Latin American Bible Institute College (LABI) partnered with Azusa Pacific University (APU) and Life Pacific University (LPU) and have been awarded a $4,999,904 grant as part of the Lilly Endowment’s Pathways for Tomorrow Initiative. The grant’s focus is to make attaining a ministry degree in Spanish more affordable and accessible for Hispanic students.
“For over a year, my grant team and I worked closely with leadership from Azusa Pacific University (lead grant institution), and Life Pacific University, to cultivate a $5 million dollar grant proposal that was recently accepted, reviewed, and funded by the Lilly Endowment,” stated Marty Harris, president of LABI.
“This grant from the Lilly Endowment is a huge blessing, said Bobby Duke, interim associate provost and principal investigator of the grant. “Our partnership with LPU and LABI will help us advance and elevate Hispanic theological education in Southern California and around the country.”
Lilly Endowment’s Pathways for Tomorrow Initiative is a three-phase initiative designed to help theological schools strengthen and sustain their capacities to prepare and support pastoral leaders for Christian churches. In the first phase of the initiative, 234 theological schools in the U.S. and Canada received funding ranging from $38,676 to $50,000 for planning and assessment purposes. In the second phase, Lilly Endowment made 105 grants between $500,000 and $1 million to implement programs. In the third phase, Lilly Endowment made 16 grants, ranging from $4,999,792 to $7,950,555 to support large scale collaborative programs involving multiple theological schools, congregations, denominations, and other organizations. The trio of schools — LABI, APU, and LPU — was awarded a third-phase grant alongside other prestigious institutions, including the University of Notre Dame and Emory University.
LABI, APU, and LPU are Hispanic Serving Institutions (HSI). To receive HSI status, an institution must have Hispanic students represent at least 25 percent of its undergraduate student body. There are only 559 HSI’s across the nation.
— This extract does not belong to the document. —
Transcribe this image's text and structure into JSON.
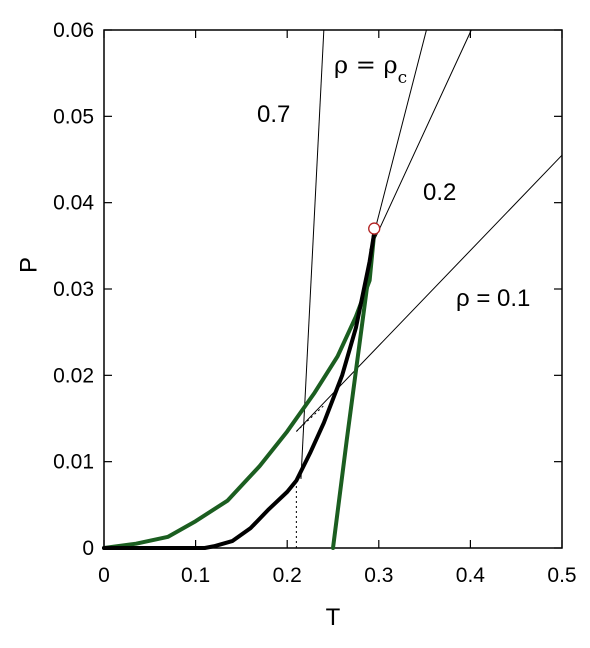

“There are fewer universities that truly cater to first generation Hispanic students. We do that and have been serving Hispanic students since we opened in 1926,” said Harris. “Our partnership with APU and LPU enables us to create pathways for our students to receive an associate’s and bachelor’s degree fully in Spanish. It also makes it much easier and more affordable for them to continue pursuing a Master of Divinity (MDiv), Master of Arts in Pastoral Studies (MAPS), or Doctor of Ministry (DMin) at Azusa Pacific Seminary. This is a trailblazing opportunity.”
The partnership between APU, LPU, and LABI will help develop a shared curriculum designed fully in Spanish, not translated from English. An integral component is providing cultural context in the curriculum.
“Contextualizing is so important because Hispanic church leadership in the U.S. is very different than in Latin America, Europe, or other areas,” said Daniel Ruarte, vice president of academic affairs at LPU. “There’s a strong desire among Hispanic students to learn and grow theologically. There just haven’t been programs that have gone about it in the right way, until now.”
A unique aspect of this partnership stems from the cross-denomination collaboration. LABI is an Assemblies of God institution, APU’s theology is centered on a Wesleyan Holiness tradition, and LPU is sponsored by the International Church of the Foursquare Gospel. The shared curriculum and resources will prepare students to make a difference in a variety of churches and denominations and although all three schools are located in the San Gabriel Valley, the impact will extend far beyond Southern California as online courses will be offered to benefit students across the country and potentially around the world.
The grant will be divided in a 30/30/40 split with APU getting the largest share. John Ragsdale, former School of Theology dean at APU, explained that the grant’s purpose includes dedicated funds for coaching.
“A big critique of theological education is that schools don’t prepare pastors for the stresses that come with the job,” Ragsdale stated. “By offering coaching to these students, they’ll have someone to come alongside them, mentor them, identify their strengths and weaknesses, and prepare them to make a difference through their ministry. This grant and partnership are going to transform theological education in Southern California and beyond.”
Note: Azusa Pacific University media contributed significantly to the information found in this article.